Nach der Umfrage im Bistum Würzburg 1999 erbringen die Pfarreien das Geld für den Pfarrbrief zu 70 Prozent aus dem laufenden Pfarrhaushalt. 15 Prozent finanzieren sich durch Spenden. Der Rest zieht Abogebühren ein oder finanziert durch Werbung. Den Pfarrbrief als einen festen Haushaltsposten zu sehen wie Orgelbetrieb, Heizung, Gebäude, Personal und anderes macht Sinn. Auch das Grundlagenpapier zur Pfarrbriefarbeit der Publizistischen Kommission der Deutschen Bischofskonferenz plädiert dafür: „Die Finanzierung von Erstellung, Druck und Verteilung des Pfarrbriefes geschieht aus Mitteln der örtlichen Kirchengemeinde. Die Kirchengemeinde stellt die notwendigen Mittel zur Verfügung. Die Mittel werden im Haushalt der Pfarrgemeinde ausgewiesen.“ (DBK - Erklärungen der Kommissionen Nr. 24/ 2001)
Er ist die Chance, den Menschen Einblick zu geben in die Planungen und Angebote der Pfarrgemeinde und die Bindung zu stärken. Wer meint, dieses Geld einsparen zu können, wird in einigen Jahren dafür die Quittung erhalten. Für viele Menschen ist der Pfarrbrief mit weitem Abstand überhaupt die Quelle für das, was sie über Glaube und Kirche mitbekommen. Wenn dieser regelmäßige Brückenschlag nicht mehr stattfindet, brechen möglicherweise viele von sich aus auch den Kontakt ab und „sparen“ sich auch die Kirchensteuer und Spendenbeiträge. Nur gut informierte und motivierte Kirchenmitglieder zahlen auch gerne und überzeugt ihre Beiträge. Deshalb ist in den Pfarrbrief investiertes Geld gut investiertes Geld.
Sich unters Volk mischen
Wenn nun jeder Haushalt den Pfarrbrief erhält, ist das Vertriebsproblem optimal gelöst. Dennoch macht es Sinn, den Pfarrbrief zusätzlich an zentralen Orten auszulegen: In der Kirche, im Gemeindehaus, im pfarreigenen Kindergarten oder Jugendzentrum, aber auch im Rathaus, beim (in der Gemeinde engagierten) Bäcker, Lebensmittelhändler, Floristen, Schreibwarenhändler ... Hier kann sich ein Kreis schließen. Wenn Geschäftsleute im Pfarrbrief inserieren, werden sie das Blatt mit ihrer Anzeige anschließend gerne im Geschäft auslegen. So bekennen sie sich öffentlich zu ihrer Kirchengemeinde und gelten bei ihren Kunden als Sympathieträger, die persönlich für die Kirche werben.

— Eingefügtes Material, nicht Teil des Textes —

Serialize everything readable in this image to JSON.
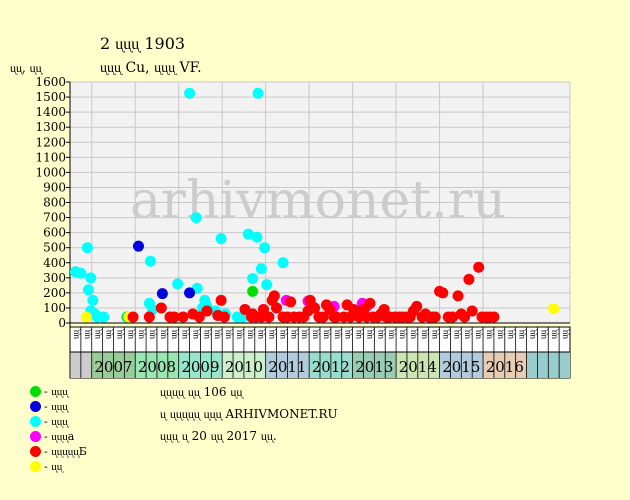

Es kostet so gut wie nichts, einige Hefte mehr zu drucken, um sie an diesen Stellen zu platzieren. Der Image-Vorteil ist aber enorm. Der Pfarrbrief mischt sich selbst unters Volk und demonstriert vor allem durch seine Präsenz in den Geschäften und in der Verwaltung, dass die Kirchengemeinde kein Ghetto-Dasein fristet. Die einfache Botschaft lautet: Unsere Gemeinde steht mitten im Leben.
Wertvolle Kontakte pflegen
Einige „heiße“ Adressen sollten außerdem regelmäßig jede Pfarrbrief-Ausgabe zugeschickt bekommen - natürlich in Kombination mit einem kurzen, freundlichen Anschreiben. Dazu gehören der für den Bereich Kirche zuständige Redakteur der Lokalzeitung bzw. des Lokalfunks, die Redaktionen der lokalen Anzeigenblätter, die evangelische Kirchengemeinde, die Regionalstelle ... So baut der Pfarrbrief auch zu diesen Personen und Institutionen wertvolle Kontakte auf und ruft bei den Empfängern die eigene Gemeinde immer wieder ins Gedächtnis.